Have any of you seen the Foster Farms pre-grilled chicken breast at Costco? What do you think of it? 
It is more expensive, you get about half what you would by just buying the chicken breast, but if it's not bad the convenience is worth it for me. It doesn't taste too bad neither, although the smells reminds me of dog food.
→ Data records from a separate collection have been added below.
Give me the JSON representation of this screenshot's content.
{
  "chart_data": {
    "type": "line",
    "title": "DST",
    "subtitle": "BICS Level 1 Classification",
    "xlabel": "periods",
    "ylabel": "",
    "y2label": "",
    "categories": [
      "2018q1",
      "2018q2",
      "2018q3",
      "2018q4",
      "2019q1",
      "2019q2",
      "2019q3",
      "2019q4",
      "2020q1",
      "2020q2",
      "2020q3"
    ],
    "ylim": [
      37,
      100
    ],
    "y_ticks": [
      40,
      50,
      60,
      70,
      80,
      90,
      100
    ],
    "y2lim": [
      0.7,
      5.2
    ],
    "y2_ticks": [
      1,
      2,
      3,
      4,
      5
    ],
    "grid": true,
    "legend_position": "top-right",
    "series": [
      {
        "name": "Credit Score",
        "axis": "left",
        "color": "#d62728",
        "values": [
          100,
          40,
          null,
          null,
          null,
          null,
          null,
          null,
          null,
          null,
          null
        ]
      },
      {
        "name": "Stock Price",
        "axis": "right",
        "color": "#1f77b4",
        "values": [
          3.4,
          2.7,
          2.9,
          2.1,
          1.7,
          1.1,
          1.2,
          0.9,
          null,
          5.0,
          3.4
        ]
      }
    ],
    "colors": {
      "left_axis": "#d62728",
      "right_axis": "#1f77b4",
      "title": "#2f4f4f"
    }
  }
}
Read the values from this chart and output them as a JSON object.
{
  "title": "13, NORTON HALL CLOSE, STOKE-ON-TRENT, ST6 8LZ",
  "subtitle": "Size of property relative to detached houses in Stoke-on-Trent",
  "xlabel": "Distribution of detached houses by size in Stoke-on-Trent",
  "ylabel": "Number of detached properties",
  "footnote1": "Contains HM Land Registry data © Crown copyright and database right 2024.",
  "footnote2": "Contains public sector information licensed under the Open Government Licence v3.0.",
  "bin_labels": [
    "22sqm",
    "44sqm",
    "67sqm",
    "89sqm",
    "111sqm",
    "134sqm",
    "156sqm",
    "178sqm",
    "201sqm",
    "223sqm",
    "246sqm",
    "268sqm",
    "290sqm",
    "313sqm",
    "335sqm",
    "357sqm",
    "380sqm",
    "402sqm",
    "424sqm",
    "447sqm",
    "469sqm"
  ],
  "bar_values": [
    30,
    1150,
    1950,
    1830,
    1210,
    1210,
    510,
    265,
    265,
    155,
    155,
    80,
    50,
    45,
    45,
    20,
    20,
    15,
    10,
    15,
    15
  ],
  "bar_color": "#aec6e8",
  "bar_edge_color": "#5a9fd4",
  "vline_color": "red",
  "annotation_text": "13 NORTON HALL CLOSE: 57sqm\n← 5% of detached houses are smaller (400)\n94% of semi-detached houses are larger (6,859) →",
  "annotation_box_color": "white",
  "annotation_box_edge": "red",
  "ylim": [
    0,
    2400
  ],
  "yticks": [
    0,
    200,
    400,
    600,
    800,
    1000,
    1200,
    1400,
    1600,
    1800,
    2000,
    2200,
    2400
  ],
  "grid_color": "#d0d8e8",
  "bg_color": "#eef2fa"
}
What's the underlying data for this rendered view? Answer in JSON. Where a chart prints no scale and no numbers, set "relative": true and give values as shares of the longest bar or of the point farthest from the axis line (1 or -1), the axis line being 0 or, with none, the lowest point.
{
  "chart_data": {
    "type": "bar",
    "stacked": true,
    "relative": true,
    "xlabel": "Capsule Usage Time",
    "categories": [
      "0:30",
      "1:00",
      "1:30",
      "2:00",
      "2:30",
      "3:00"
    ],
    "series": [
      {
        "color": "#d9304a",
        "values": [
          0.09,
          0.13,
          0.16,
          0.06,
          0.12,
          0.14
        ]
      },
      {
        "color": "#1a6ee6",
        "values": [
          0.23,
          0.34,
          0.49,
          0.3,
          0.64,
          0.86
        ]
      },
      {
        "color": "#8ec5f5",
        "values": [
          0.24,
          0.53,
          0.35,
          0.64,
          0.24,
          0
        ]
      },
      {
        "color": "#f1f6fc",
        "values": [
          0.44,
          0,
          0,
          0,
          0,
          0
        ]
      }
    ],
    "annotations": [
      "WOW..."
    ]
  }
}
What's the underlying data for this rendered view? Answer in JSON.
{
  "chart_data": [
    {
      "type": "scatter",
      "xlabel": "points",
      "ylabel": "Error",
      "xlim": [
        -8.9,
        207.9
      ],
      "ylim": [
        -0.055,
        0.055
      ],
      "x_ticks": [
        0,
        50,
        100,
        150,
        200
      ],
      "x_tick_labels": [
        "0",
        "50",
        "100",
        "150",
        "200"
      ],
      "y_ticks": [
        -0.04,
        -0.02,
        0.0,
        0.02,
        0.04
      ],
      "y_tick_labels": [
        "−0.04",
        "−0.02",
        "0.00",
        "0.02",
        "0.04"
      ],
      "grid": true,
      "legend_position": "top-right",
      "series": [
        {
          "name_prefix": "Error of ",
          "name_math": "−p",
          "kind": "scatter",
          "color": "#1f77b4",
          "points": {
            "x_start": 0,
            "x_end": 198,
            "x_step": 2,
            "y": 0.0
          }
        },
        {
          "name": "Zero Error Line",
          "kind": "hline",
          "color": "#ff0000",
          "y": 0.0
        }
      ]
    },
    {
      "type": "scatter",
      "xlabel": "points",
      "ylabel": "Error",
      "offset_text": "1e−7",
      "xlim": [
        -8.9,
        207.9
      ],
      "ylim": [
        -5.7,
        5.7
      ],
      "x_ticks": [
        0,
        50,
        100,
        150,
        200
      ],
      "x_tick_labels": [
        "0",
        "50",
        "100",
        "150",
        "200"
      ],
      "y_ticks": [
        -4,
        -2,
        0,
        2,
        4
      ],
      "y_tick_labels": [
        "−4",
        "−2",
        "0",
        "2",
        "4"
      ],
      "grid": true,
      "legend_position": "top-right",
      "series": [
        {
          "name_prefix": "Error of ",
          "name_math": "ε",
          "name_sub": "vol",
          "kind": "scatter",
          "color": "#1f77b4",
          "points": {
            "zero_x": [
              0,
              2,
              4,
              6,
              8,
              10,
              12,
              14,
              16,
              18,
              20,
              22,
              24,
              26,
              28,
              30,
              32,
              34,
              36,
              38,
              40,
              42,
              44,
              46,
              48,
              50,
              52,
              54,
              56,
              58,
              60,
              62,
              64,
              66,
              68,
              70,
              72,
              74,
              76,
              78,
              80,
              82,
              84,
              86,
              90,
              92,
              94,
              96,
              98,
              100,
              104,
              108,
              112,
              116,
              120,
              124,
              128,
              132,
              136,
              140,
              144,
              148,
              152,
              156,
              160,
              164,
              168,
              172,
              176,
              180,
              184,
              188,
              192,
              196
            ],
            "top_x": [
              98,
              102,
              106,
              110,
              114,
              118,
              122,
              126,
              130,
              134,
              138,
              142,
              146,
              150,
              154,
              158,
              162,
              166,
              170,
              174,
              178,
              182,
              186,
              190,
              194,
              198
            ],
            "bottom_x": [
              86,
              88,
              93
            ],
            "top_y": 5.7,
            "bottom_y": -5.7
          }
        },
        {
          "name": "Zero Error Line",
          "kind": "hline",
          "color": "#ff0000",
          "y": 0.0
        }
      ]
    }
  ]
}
Also, approximately what would 3oz. of chicken be in cups?


----------



## gsxrK3 (Sep 5, 2007)

No gsxrK3, I have not seen that, however as long as there are not too many additives they should be okay.
Three ounces of chicken are probably around 1 1/2 to 2 cups, but I am not sure. As you said; approximately.


----------



## gsxrK3 (Sep 5, 2007)

Thank you for your reply I was thinking about the same thing.


----------



## Splash Log (Sep 6, 2007)

All that precooked chicken is knarley.

Go to your local "Halal" market and pick up some fresh chicken.


----------



## BoneCrusher (Sep 6, 2007)

gsxrK3  said:
			
		

> Have any of you seen the Foster Farms pre-grilled chicken breast at Costco? What do you think of it?
> It is more expensive, you get about half what you would by just buying the chicken breast, but if it's not bad the convenience is worth it for me. It doesn't taste too bad neither, although the smells reminds me of dog food.
> 
> Also, approximately what would 3oz. of chicken be in cups?





			
				gsxrK3  said:
			
		

> No gsxrK3, I have not seen that, however as long as there are not too many additives they should be okay.
> Three ounces of chicken are probably around 1 1/2 to 2 cups, but I am not sure. As you said; approximately.





			
				gsxrK3  said:
			
		

> Thank you for your reply I was thinking about the same thing.


----------



## Delusional (Sep 6, 2007)

well im about to head out but i just wanted to toss in my few pennies real quick..

no costco around here, we have a "Save-A-Lot" but they Suck A Lot and i rarely go there. at wal-mart i buy their brand of pre-grilled chicken strips (their brand is called great value or something like that) its a pretty big bag of pre-grilled chicken strips and all you do is throw the entire bag in the microwave for about 5-7 minutes and it cooks em' up for you. i also bought me a mini food scale for like 8 bucks at GNC to measure things like these. so i just cook up my chicken strips conveniently in the bag, then store them in a container in my fridge. when im ready for some i take my mini food scale and measure out 3 oz worth. very nice and good for when youre in a rush or on-the-go, whatever.


----------